I raise two additional points for consideration.  First, the meaning of “good place” and “bad place” necessarily depends on context.  “Good” and “bad” are terms with strong moral and ethical connotations, and in the real world in which we live, those connotations cannot be ignored.  To first approximation, the report associates a “good place” with a world in which AI predominantly helps defenders of cyber systems, and a “bad place” with a world in which AI predominantly helps attackers of cyber systems. 

With canonical understandings of cybersecurity, these associations are understandable: defense is good, offense is bad.  But unfortunately, in the real world these associations aren’t quite so clear.  Bullet-proof vests are defensive—but it is not a good thing when criminals acquire bullet-proof vests.  Similarly, it is not at all clear to me, for example, that Russian use of AI to improve the cyber defenses of systems used to launch cyberattacks against Ukraine should be regarded as “good” or that the U.S. use of AI to improve its cyber attack capabilities against North Korean missile development programs should be regarded as “bad.”

Put differently, what is “good” and what is “bad” depends both on the specific actors involved as well as the actions.  Most importantly, I don’t believe that those in the U.S. Cyber Mission Force responsible for offensive cyber operations should be regarded as living and working in a bad place. But “bad” is an entirely appropriate descriptor for the people trying to steal credit card numbers from us or the hackers trying to feed us election disinformation.

A second important point follows.  Both good actors and bad actors will seek to use AI to improve their defensive and their offensive capabilities.  It is highly unlikely that the capabilities of cyber attack or defense relevant to specific organizations and installations will be uniformly favored by AI.  It is far more likely that AI will give attackers a (probably transient) advantage for attacking installation A and a defender a probably transient advantage for defending installation B.  Defenders will try to use AI to give themselves an advantage and sometimes they will succeed.

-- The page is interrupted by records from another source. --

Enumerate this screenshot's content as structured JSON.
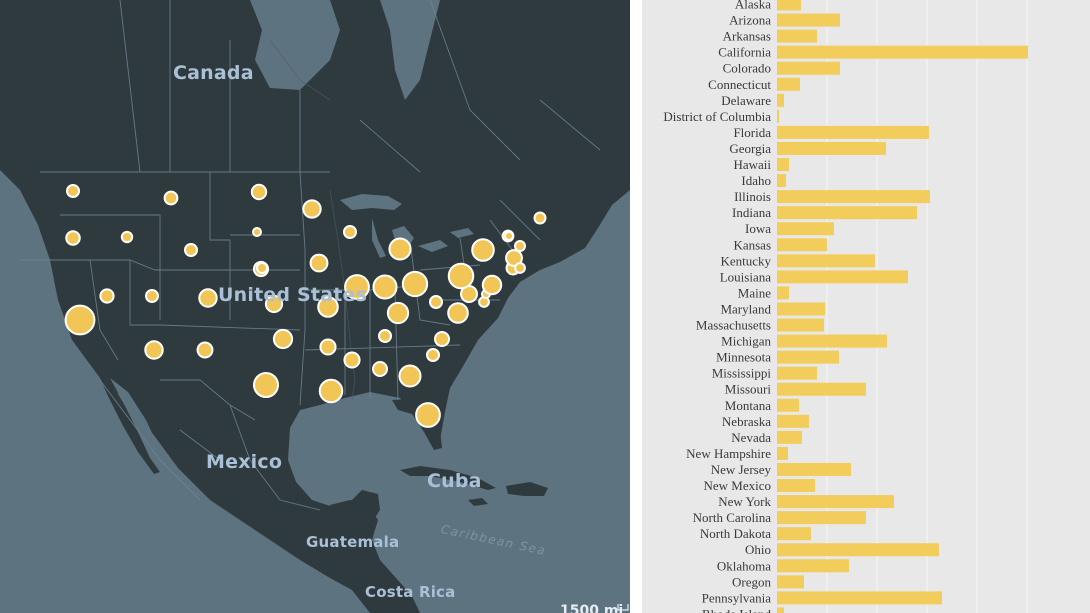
{
  "map": {
    "labels": {
      "canada": "Canada",
      "united_states": "United States",
      "mexico": "Mexico",
      "cuba": "Cuba",
      "guatemala": "Guatemala",
      "costa_rica": "Costa Rica",
      "caribbean_sea": "Caribbean Sea"
    },
    "scale": "1500 mi",
    "colors": {
      "land": "#2f3a3f",
      "water": "#5e7380",
      "border": "#6f8592",
      "circle_fill": "#f2c656",
      "circle_stroke": "#ffffff"
    }
  },
  "chart_data": {
    "type": "bar",
    "orientation": "horizontal",
    "bar_color": "#f2cd5c",
    "grid": true,
    "categories": [
      "Alaska",
      "Arizona",
      "Arkansas",
      "California",
      "Colorado",
      "Connecticut",
      "Delaware",
      "District of Columbia",
      "Florida",
      "Georgia",
      "Hawaii",
      "Idaho",
      "Illinois",
      "Indiana",
      "Iowa",
      "Kansas",
      "Kentucky",
      "Louisiana",
      "Maine",
      "Maryland",
      "Massachusetts",
      "Michigan",
      "Minnesota",
      "Mississippi",
      "Missouri",
      "Montana",
      "Nebraska",
      "Nevada",
      "New Hampshire",
      "New Jersey",
      "New Mexico",
      "New York",
      "North Carolina",
      "North Dakota",
      "Ohio",
      "Oklahoma",
      "Oregon",
      "Pennsylvania",
      "Rhode Island"
    ],
    "values": [
      24,
      63,
      40,
      251,
      63,
      23,
      7,
      2,
      152,
      109,
      12,
      9,
      153,
      140,
      57,
      50,
      98,
      131,
      12,
      48,
      47,
      110,
      62,
      40,
      89,
      22,
      32,
      25,
      11,
      74,
      38,
      117,
      89,
      34,
      162,
      72,
      27,
      165,
      7
    ],
    "xlim": [
      0,
      270
    ]
  }
}
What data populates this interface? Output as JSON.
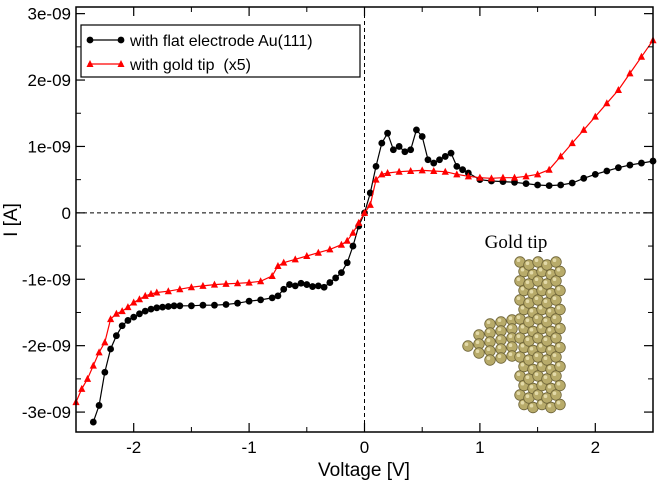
{
  "chart_data": {
    "type": "scatter",
    "title": "",
    "xlabel": "Voltage [V]",
    "ylabel": "I [A]",
    "xlim": [
      -2.5,
      2.5
    ],
    "ylim": [
      -3.3e-09,
      3.1e-09
    ],
    "xticks": [
      -2,
      -1,
      0,
      1,
      2
    ],
    "xtick_labels": [
      "-2",
      "-1",
      "0",
      "1",
      "2"
    ],
    "yticks": [
      3e-09,
      2e-09,
      1e-09,
      0,
      -1e-09,
      -2e-09,
      -3e-09
    ],
    "ytick_labels": [
      "3e-09",
      "2e-09",
      "1e-09",
      "0",
      "-1e-09",
      "-2e-09",
      "-3e-09"
    ],
    "grid": false,
    "legend_position": "top-left",
    "reference_lines": [
      "x = 0 (dashed)",
      "y = 0 (dashed)"
    ],
    "annotation": "Gold tip",
    "series": [
      {
        "name": "with flat electrode Au(111)",
        "color": "#000000",
        "marker": "circle",
        "points": [
          [
            -2.35,
            -3.15e-09
          ],
          [
            -2.3,
            -2.9e-09
          ],
          [
            -2.25,
            -2.4e-09
          ],
          [
            -2.2,
            -2.05e-09
          ],
          [
            -2.15,
            -1.85e-09
          ],
          [
            -2.1,
            -1.7e-09
          ],
          [
            -2.05,
            -1.62e-09
          ],
          [
            -2.0,
            -1.57e-09
          ],
          [
            -1.95,
            -1.52e-09
          ],
          [
            -1.9,
            -1.48e-09
          ],
          [
            -1.85,
            -1.45e-09
          ],
          [
            -1.8,
            -1.43e-09
          ],
          [
            -1.75,
            -1.42e-09
          ],
          [
            -1.7,
            -1.41e-09
          ],
          [
            -1.65,
            -1.4e-09
          ],
          [
            -1.6,
            -1.4e-09
          ],
          [
            -1.5,
            -1.4e-09
          ],
          [
            -1.4,
            -1.39e-09
          ],
          [
            -1.3,
            -1.39e-09
          ],
          [
            -1.2,
            -1.38e-09
          ],
          [
            -1.1,
            -1.36e-09
          ],
          [
            -1.0,
            -1.33e-09
          ],
          [
            -0.9,
            -1.31e-09
          ],
          [
            -0.8,
            -1.28e-09
          ],
          [
            -0.75,
            -1.25e-09
          ],
          [
            -0.7,
            -1.15e-09
          ],
          [
            -0.65,
            -1.08e-09
          ],
          [
            -0.6,
            -1.1e-09
          ],
          [
            -0.55,
            -1.06e-09
          ],
          [
            -0.5,
            -1.08e-09
          ],
          [
            -0.45,
            -1.11e-09
          ],
          [
            -0.4,
            -1.1e-09
          ],
          [
            -0.35,
            -1.12e-09
          ],
          [
            -0.3,
            -1.05e-09
          ],
          [
            -0.25,
            -9.8e-10
          ],
          [
            -0.2,
            -9e-10
          ],
          [
            -0.15,
            -7.5e-10
          ],
          [
            -0.1,
            -5e-10
          ],
          [
            -0.05,
            -2e-10
          ],
          [
            0.0,
            0.0
          ],
          [
            0.05,
            3e-10
          ],
          [
            0.1,
            7e-10
          ],
          [
            0.15,
            1.05e-09
          ],
          [
            0.2,
            1.2e-09
          ],
          [
            0.25,
            9.5e-10
          ],
          [
            0.3,
            1e-09
          ],
          [
            0.35,
            9.2e-10
          ],
          [
            0.4,
            9.5e-10
          ],
          [
            0.45,
            1.25e-09
          ],
          [
            0.5,
            1.15e-09
          ],
          [
            0.55,
            8e-10
          ],
          [
            0.6,
            7.5e-10
          ],
          [
            0.65,
            8e-10
          ],
          [
            0.7,
            8.5e-10
          ],
          [
            0.75,
            9e-10
          ],
          [
            0.8,
            7e-10
          ],
          [
            0.85,
            6.5e-10
          ],
          [
            0.9,
            6e-10
          ],
          [
            1.0,
            5e-10
          ],
          [
            1.1,
            4.8e-10
          ],
          [
            1.2,
            4.7e-10
          ],
          [
            1.3,
            4.6e-10
          ],
          [
            1.4,
            4.4e-10
          ],
          [
            1.5,
            4.2e-10
          ],
          [
            1.6,
            4.1e-10
          ],
          [
            1.7,
            4.2e-10
          ],
          [
            1.8,
            4.5e-10
          ],
          [
            1.9,
            5.2e-10
          ],
          [
            2.0,
            5.8e-10
          ],
          [
            2.1,
            6.3e-10
          ],
          [
            2.2,
            6.8e-10
          ],
          [
            2.3,
            7.2e-10
          ],
          [
            2.4,
            7.5e-10
          ],
          [
            2.5,
            7.8e-10
          ]
        ]
      },
      {
        "name": "with gold tip  (x5)",
        "color": "#ff0000",
        "marker": "triangle",
        "points": [
          [
            -2.5,
            -2.85e-09
          ],
          [
            -2.45,
            -2.65e-09
          ],
          [
            -2.4,
            -2.5e-09
          ],
          [
            -2.35,
            -2.3e-09
          ],
          [
            -2.3,
            -2.1e-09
          ],
          [
            -2.25,
            -1.95e-09
          ],
          [
            -2.2,
            -1.6e-09
          ],
          [
            -2.15,
            -1.52e-09
          ],
          [
            -2.1,
            -1.48e-09
          ],
          [
            -2.05,
            -1.42e-09
          ],
          [
            -2.0,
            -1.35e-09
          ],
          [
            -1.95,
            -1.3e-09
          ],
          [
            -1.9,
            -1.25e-09
          ],
          [
            -1.85,
            -1.22e-09
          ],
          [
            -1.8,
            -1.2e-09
          ],
          [
            -1.7,
            -1.18e-09
          ],
          [
            -1.6,
            -1.15e-09
          ],
          [
            -1.5,
            -1.12e-09
          ],
          [
            -1.4,
            -1.1e-09
          ],
          [
            -1.3,
            -1.08e-09
          ],
          [
            -1.2,
            -1.07e-09
          ],
          [
            -1.1,
            -1.06e-09
          ],
          [
            -1.0,
            -1.05e-09
          ],
          [
            -0.9,
            -1.03e-09
          ],
          [
            -0.8,
            -9.5e-10
          ],
          [
            -0.75,
            -8e-10
          ],
          [
            -0.7,
            -7.5e-10
          ],
          [
            -0.6,
            -7e-10
          ],
          [
            -0.5,
            -6.5e-10
          ],
          [
            -0.4,
            -6e-10
          ],
          [
            -0.3,
            -5.5e-10
          ],
          [
            -0.2,
            -4.8e-10
          ],
          [
            -0.15,
            -4.2e-10
          ],
          [
            -0.1,
            -3e-10
          ],
          [
            -0.05,
            -1.5e-10
          ],
          [
            0.0,
            0.0
          ],
          [
            0.05,
            1.2e-10
          ],
          [
            0.1,
            5e-10
          ],
          [
            0.15,
            5.8e-10
          ],
          [
            0.2,
            6e-10
          ],
          [
            0.3,
            6.2e-10
          ],
          [
            0.4,
            6.3e-10
          ],
          [
            0.5,
            6.4e-10
          ],
          [
            0.6,
            6.3e-10
          ],
          [
            0.7,
            6.2e-10
          ],
          [
            0.8,
            5.8e-10
          ],
          [
            0.9,
            5.5e-10
          ],
          [
            1.0,
            5.3e-10
          ],
          [
            1.1,
            5.2e-10
          ],
          [
            1.2,
            5.3e-10
          ],
          [
            1.3,
            5.3e-10
          ],
          [
            1.4,
            5.5e-10
          ],
          [
            1.5,
            5.8e-10
          ],
          [
            1.6,
            6.5e-10
          ],
          [
            1.7,
            8.5e-10
          ],
          [
            1.8,
            1.05e-09
          ],
          [
            1.9,
            1.25e-09
          ],
          [
            2.0,
            1.45e-09
          ],
          [
            2.1,
            1.65e-09
          ],
          [
            2.2,
            1.85e-09
          ],
          [
            2.3,
            2.1e-09
          ],
          [
            2.4,
            2.35e-09
          ],
          [
            2.5,
            2.6e-09
          ]
        ]
      }
    ]
  }
}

The same is true for attackers. And neither side will always be successful.

At the same time, this point does not negate the analytical value of positing defense-advantaged and offense-advantaged archetypes as conceptual outcomes (or places, if you will) for how AI will affect defense and offense.  As the report says, establishing these archetypes provides two poles against which to measure potential actions, as well as what interventions would take an organization (or, at times, broader society) towards those futures.